Investigating the local biogeophysical impact logging as forced by global forest harvest carbon and harvest area in a vegetation demographic model (FATES)

First Author

  • Shijie Shu

  • sshu@lbl.gov

All Authors

Shijie Shu, Jennifer A. Holm, Alan D. Vittori, Charles D. Koven, Ryan G. Knox and Gregory Lemieux

Climate & Ecosystem Sciences Division, 

Lawrence Berkeley National Laboratory

Topic

Land - River - Human

Project

E3SM and/or ecosystem project

Abstract

Forest logging is one of the most common anthropogenic disturbances reshaping the historical and future global forest patterns and contributing a large amount to land use emissions. However, the impacts of wood logging on land biophysical properties, when also taking into account ecosystem demography, canopy structure, and biogeochemical cycling lack comprehensive global studies. Terrestrial ecosystem models are common tools to simulate wood logging and its consequence on terrestrial carbon cycle. Global land use drivers for these models often use estimates of harvested area as their forcing.
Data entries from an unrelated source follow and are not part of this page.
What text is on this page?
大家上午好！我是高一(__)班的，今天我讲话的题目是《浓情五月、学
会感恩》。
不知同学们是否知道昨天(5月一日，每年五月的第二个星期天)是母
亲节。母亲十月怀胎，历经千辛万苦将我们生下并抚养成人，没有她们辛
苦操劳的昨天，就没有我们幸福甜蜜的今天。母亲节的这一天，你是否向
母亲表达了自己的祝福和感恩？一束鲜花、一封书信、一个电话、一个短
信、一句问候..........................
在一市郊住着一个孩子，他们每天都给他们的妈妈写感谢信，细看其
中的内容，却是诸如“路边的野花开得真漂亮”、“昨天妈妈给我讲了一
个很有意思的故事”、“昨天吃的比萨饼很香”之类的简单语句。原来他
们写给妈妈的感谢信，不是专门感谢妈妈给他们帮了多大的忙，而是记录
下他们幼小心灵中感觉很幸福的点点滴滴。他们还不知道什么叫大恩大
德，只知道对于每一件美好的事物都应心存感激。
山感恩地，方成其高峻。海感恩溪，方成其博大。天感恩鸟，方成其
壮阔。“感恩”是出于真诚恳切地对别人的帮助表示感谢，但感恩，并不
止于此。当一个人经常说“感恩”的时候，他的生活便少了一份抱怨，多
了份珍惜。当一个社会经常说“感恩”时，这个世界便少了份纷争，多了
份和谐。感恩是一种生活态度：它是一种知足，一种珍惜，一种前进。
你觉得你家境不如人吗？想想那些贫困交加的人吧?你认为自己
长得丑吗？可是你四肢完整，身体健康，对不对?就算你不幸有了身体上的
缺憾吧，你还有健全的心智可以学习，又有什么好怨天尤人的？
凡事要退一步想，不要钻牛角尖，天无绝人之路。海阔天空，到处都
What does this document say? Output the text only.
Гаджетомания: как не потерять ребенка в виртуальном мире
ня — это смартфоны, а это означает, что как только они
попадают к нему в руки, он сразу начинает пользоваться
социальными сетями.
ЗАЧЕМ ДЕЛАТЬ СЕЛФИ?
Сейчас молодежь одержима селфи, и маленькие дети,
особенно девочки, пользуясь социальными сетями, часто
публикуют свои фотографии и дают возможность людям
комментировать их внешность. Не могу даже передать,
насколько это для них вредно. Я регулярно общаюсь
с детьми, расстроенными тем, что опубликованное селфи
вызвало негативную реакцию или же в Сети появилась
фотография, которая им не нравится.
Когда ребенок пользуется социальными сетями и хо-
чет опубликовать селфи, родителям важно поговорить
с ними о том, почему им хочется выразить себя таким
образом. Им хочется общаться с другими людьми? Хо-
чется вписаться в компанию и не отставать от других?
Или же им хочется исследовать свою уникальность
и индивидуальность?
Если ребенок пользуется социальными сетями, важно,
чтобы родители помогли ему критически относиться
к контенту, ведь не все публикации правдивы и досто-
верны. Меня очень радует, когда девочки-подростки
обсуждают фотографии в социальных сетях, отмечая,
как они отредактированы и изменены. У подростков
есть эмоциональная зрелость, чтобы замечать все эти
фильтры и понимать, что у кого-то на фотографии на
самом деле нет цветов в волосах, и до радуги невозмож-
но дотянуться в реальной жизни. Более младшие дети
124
Carbon-based harvest data are usually available from countries’ historical forest inventory or regional censuses, providing more precise wood harvested carbon compared to area-based data. We explore the consequence of wood logging by incorporating a global C-based harvest algorithm into the Functionally Assembled Terrestrial Ecosystem Simulator (FATES), a vegetation demographic model with full ability to simulate dynamic vegetation and land cover heterogeneity dynamics. We then drive the model using both the area-based and carbon-based harvest estimates from multiple variant of Land Use Harmonized Dataset v2 (LUH2) datasets with different spatial-temporal pattern of harvest rates.  FATES separately resolves the dynamics of both primary and secondary lands, with separate land use drivers on each. Here we evaluate the detailed processes of the formation of secondary forest and degradation of primary forest lands and their impact on biogeophysical properties and surface energy balance of harvested forest. We evaluate the harvested carbon and land area for both primary and secondary lands in FATES with the LUH2 products. We compare nine historical experiments from 1850 to the recent decade under 3 different categories: 1) no global wood logging, versus 2) historical wood logging with harvest driven by LUH2 harvest area, and 3) historical wood logging with harvest driven by LUH2 harvest carbon, to estimate the potential global impact on modeled land physical properties from both primary and secondary lands. By comparing to the carbon-driven and area-driven harvest amounts, we find that the carbon-based logging would largely change the spatial and temporal pattern of the land biogeophysical impact of logging.